Modern biological research continues to generate new technology at a staggering pace, bringing to society new challenges and new opportunities. A recent appearance is the so-called CRISPR/Cas9 technology for altering genes in the body’s cells, including, most troublingly, early embryonic cells.
To understand the challenge brought by this technology it is important to make a distinction between somatic cells and germ-line cells. Somatic cells are the run-of-the-mill cells of our bodies: muscles, nerves, skin and the like. Germ-line cells are the egg and sperm cells that, when joined, give rise to offspring. Making gene changes in somatic cells can have dramatic effects, but they are not transmitted to the next generation and therefore fall comfortably into the category of pure therapeutics and generate minimal controversy. It is changes in germ-line cells that create heritable alterations.

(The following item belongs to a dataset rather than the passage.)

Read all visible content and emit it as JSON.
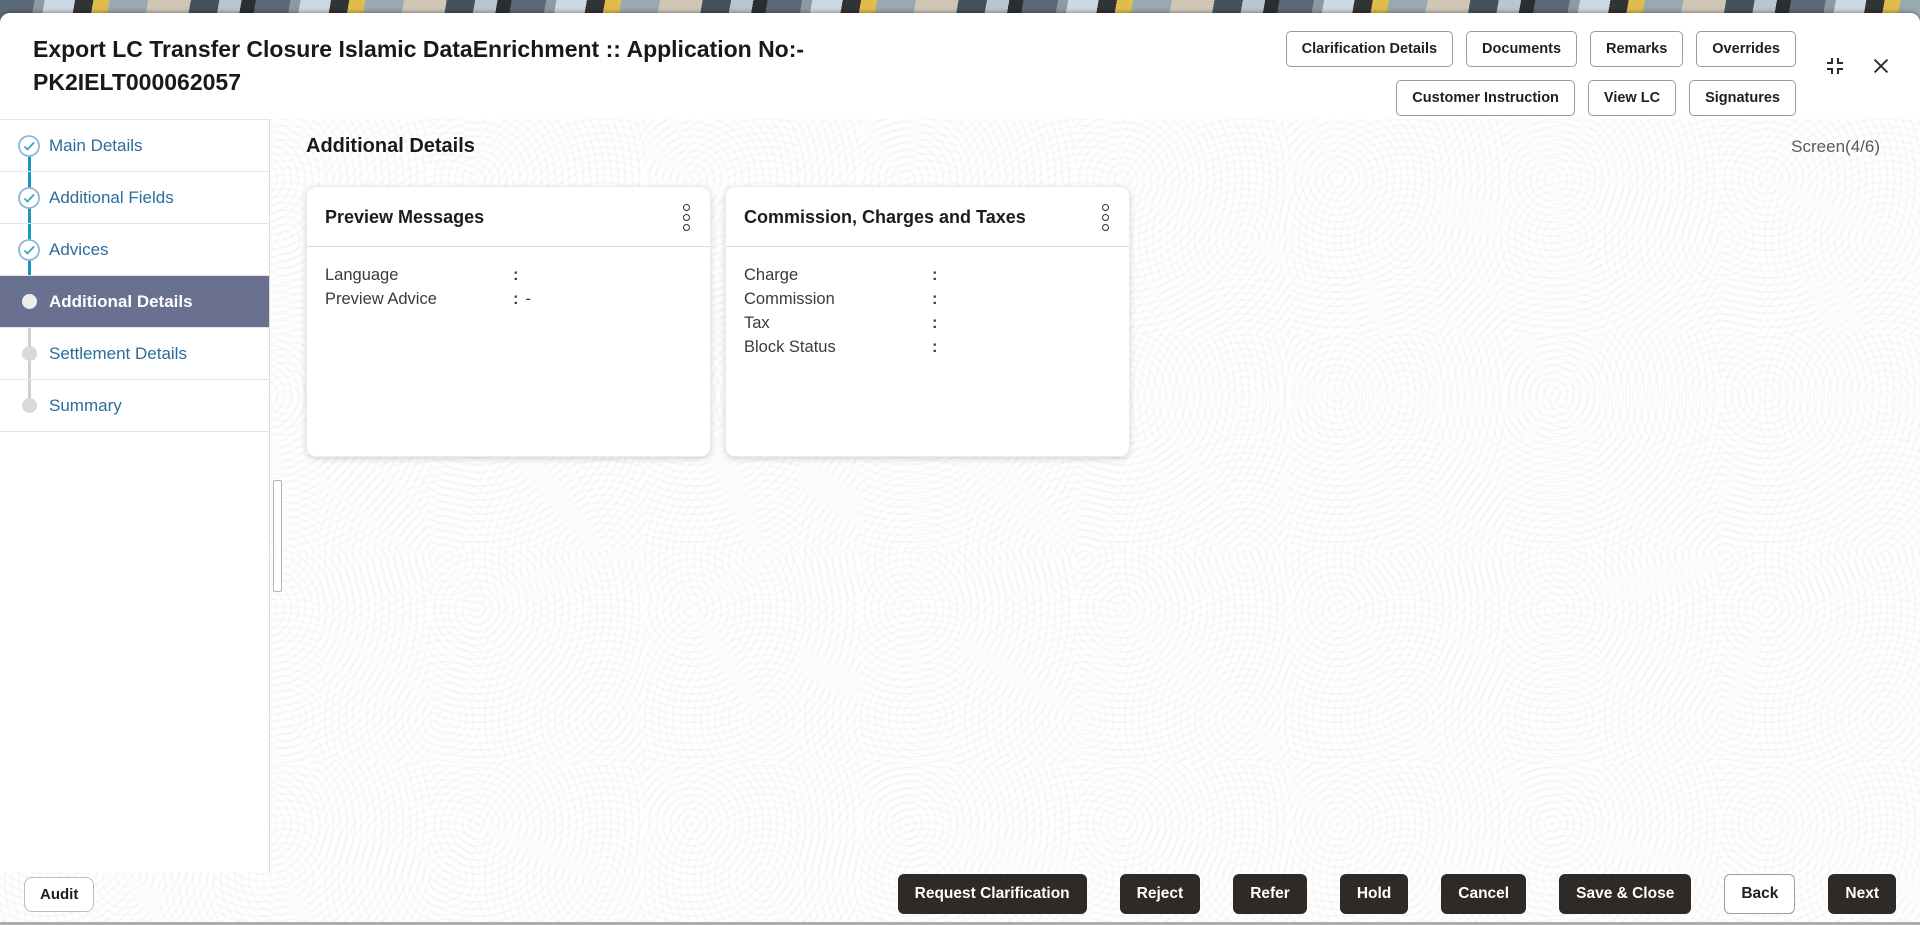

The advent of CRISPR/Cas9 again sees a biomedical technology challenging norms and raising concerns. CRISPR/Cas9 makes it comparatively easy to modify germ-line inheritance by inserting, deleting or altering bits of DNA. It may be possible to make these alterations quite precise, with no undesired changes in the genome. Nevertheless, such changes would be inherited not only by the next generation but by all subsequent generations. Thus the decision to alter a germ-line cell may be valuable to offspring, but as norms change and the altered inheritance is carried into new genetic combinations, uncertain and possibly undesirable consequences may ensue.